Of these, the injection molding method is widely utilized because formation of fins is minimized and the entire process is simple in that extra steps of preforming half cups and placing half cups around the core as required in the heat compression molding method are unnecessary. The injection molding method is described by referring to the manufacture of two-piece solid golf balls. FIG. 7 and FIG. 8 are schematic cross-sectional views of a prior art injection mold. As shown in FIG. 7, a cover-molding mold 1 includes an upper mold section 1a and a lower mold section 1b, which are mated along a parting plane P to define a hollow spherical cavity 2 therein. The cavity-defining surfaces of the mold sections are provided with dimple-forming protrusions (not shown). A solid core 3 is placed in the cavity 2 as an insert. The core 3 is vertically supported by a plurality of vertically extending support pins 4 so that the core is positioned at the center of the cavity 2. A space 2a is defined between the core 3 and the cavity-defining surface. In this state, a cover stock based on thermoplastic resin is melted in an injection cylinder of an injection molding machine (not shown). A cover stock injection path is shown in FIGS. 8A and 8B as including a main runner 12 connected to the injection cylinder, an annular cold runner 11 connected to the runner 12, and a plurality of nozzles 10 disposed in a cavity surrounding portion 13 and equidistantly spaced on the inner circumferential side of the annular runner 11, each nozzle 10 having a gate 9 in communication with the cavity 2. The molten cover stock is introduced to the annular cold runner 11 through the main runner 12, and then injected into the space 2a through the gates 9 of the nozzles 10. Immediately before the injection of the cover molding material 5 is completed or at the same time as the completion of injection, the support pins 4 are withdrawn until their distal ends are flush with the cavity-defining surface. In this way, the core 3 is enclosed with a cover having a multiplicity of dimples. After cooling, the upper mold section 1a is opened and the molded golf ball is released from and taken out of the lower mold section 1b.

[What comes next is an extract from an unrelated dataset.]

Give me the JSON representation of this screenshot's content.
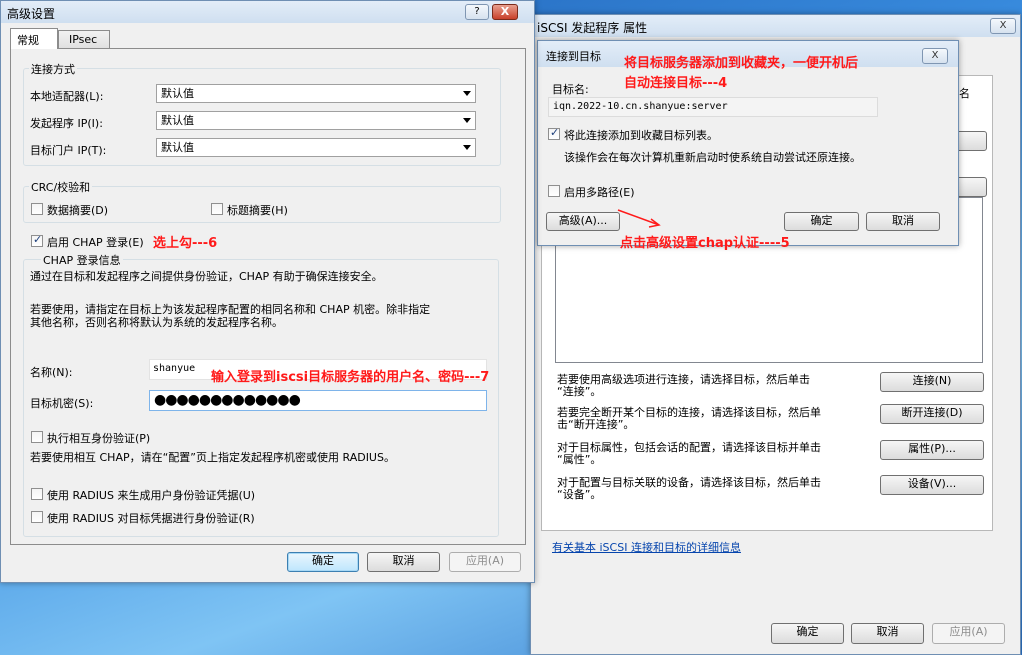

It is noted that in FIG. 7, a pin 7 is fixedly received in a hole 6 to define a venting space 8 at each of opposite poles. During molding, air in the mold cavity 2 is displaced outside through the venting spaces 8.

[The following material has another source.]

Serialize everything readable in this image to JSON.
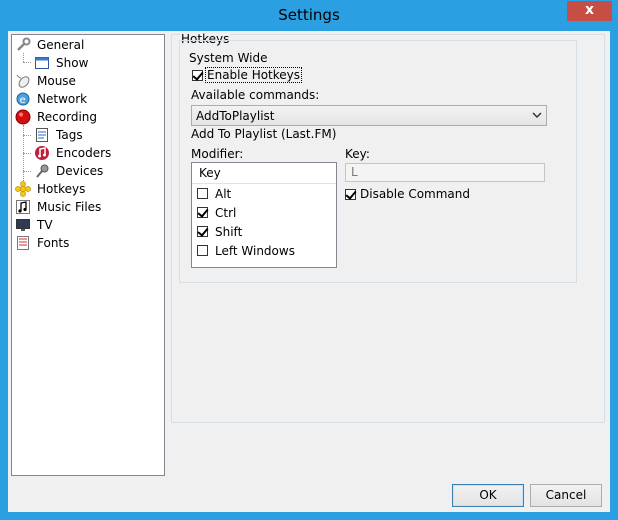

As shown in FIGS. 8A and 8B, the gate 9 is joined to the cavity 2 such that the angle of connection of the gate to the cavity surface 2' is perpendicular as measured relative to a tangent to the cavity surface 2' at the connection. The cover molding material is then injected toward the center C of the core 3. Since the core 3 is supported by the support only pins 4, there is a possibility that the support will not withstand the injection pressure of the cover molding material from the gates 9, and the core 3 will be off-centered or compression deformation is yielded at the portions of receiving the injection pressure on the core. Particularly when a thin gage cover is injection molded over a large diameter core, the space between the core and the cavity-defining surface is fairly narrow and thus requires a higher injection pressure than usual. As a result, a higher injection pressure is applied to the core, with a more likelihood of the core being off-centered. Then the molded golf ball is reduced in symmetry so that the ball may differ in distance or trajectory depending on the position where it is hit, failing to acquire stable flight performance.